Leaving the house to go home we passed lots of dark shadows where no light could fall, and suddenly, looming out of the blackness was an enormous elephant with a huge branch in it’s mouth. Usually they have cyclists straps on their ankles, if elephants have ankles, but this one did not and it made us jump and swerve wildly. Next a large bull was just standing, ruminating, in the middle of the road. Magnificently profiled against Amber Fort. Down the hill into Jaipur there were just dogs, packs of them running on the road and then we were at the first traffic light in the city, one of those strong yellow ones that changes the colour of everything. Along the side of the road there was a fluffly white dog trotting beside a huge, really huge, black rat. Having recently read Neverwhere by Niel Gaiman I was slightly startled by the site. There was no animosity, no chasing, just travelling companions.

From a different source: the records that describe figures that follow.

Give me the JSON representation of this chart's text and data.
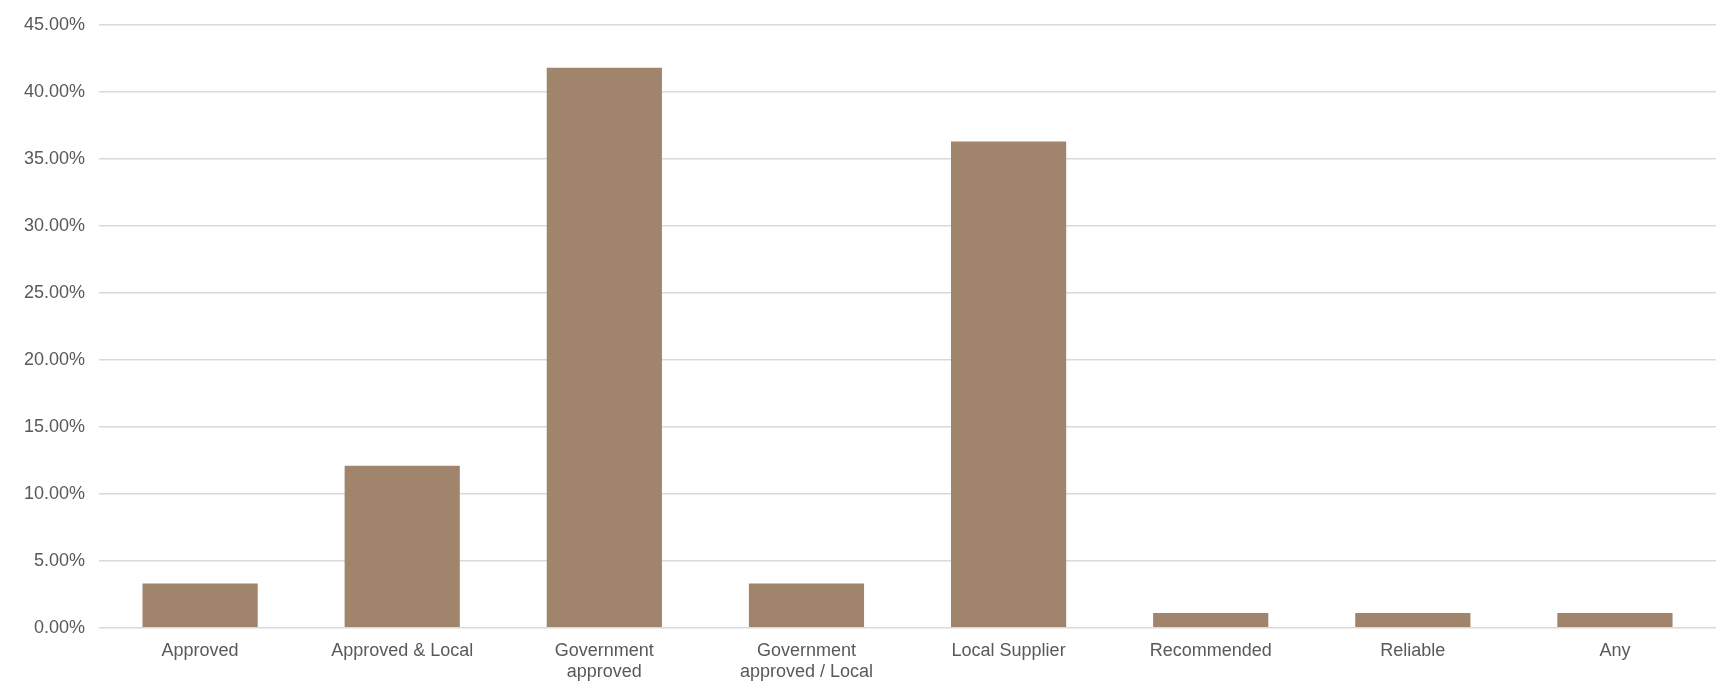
{
  "chart_data": {
    "type": "bar",
    "categories": [
      "Approved",
      "Approved & Local",
      "Government approved",
      "Government approved / Local",
      "Local Supplier",
      "Recommended",
      "Reliable",
      "Any"
    ],
    "values": [
      3.3,
      12.1,
      41.8,
      3.3,
      36.3,
      1.1,
      1.1,
      1.1
    ],
    "color": "#a0846c",
    "ylim": [
      0,
      45
    ],
    "yticks": [
      {
        "value": 0,
        "label": "0.00%"
      },
      {
        "value": 5,
        "label": "5.00%"
      },
      {
        "value": 10,
        "label": "10.00%"
      },
      {
        "value": 15,
        "label": "15.00%"
      },
      {
        "value": 20,
        "label": "20.00%"
      },
      {
        "value": 25,
        "label": "25.00%"
      },
      {
        "value": 30,
        "label": "30.00%"
      },
      {
        "value": 35,
        "label": "35.00%"
      },
      {
        "value": 40,
        "label": "40.00%"
      },
      {
        "value": 45,
        "label": "45.00%"
      }
    ],
    "grid": "y",
    "legend": false
  }
}
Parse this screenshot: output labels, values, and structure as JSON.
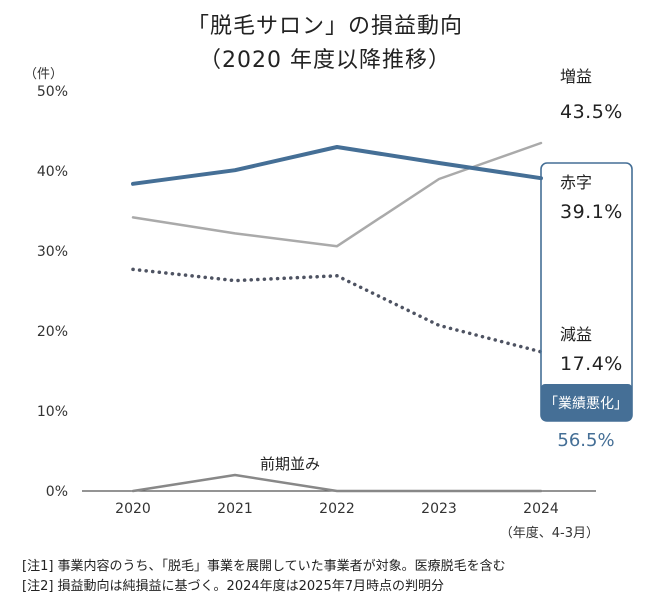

The only lit areas are the shops and traffic lights. Everything else shrinks into darkness, and there are men lying asleep under blankets like shrouds, dotted along the road side. Rickshaw wallah sleep on their rickshaws, precariously balabced on the handle bars and the seat, security guards sleep in chairs, plastic chairs under naked 100 watt bulds, taxi drivers all park their smart white cars together in a huddle and sleep across the double front seat. The whole place shuts down and becomes spooky and scary. One feels as though the bhoots, spirits, lurk in every shadow, curling around the darkness waiting to jump out and scream Boo!
But it did not happen. We had no reason to stop. We just drove sedately past and I thought about what is and what could be and the choices we make that take us to our current life experience.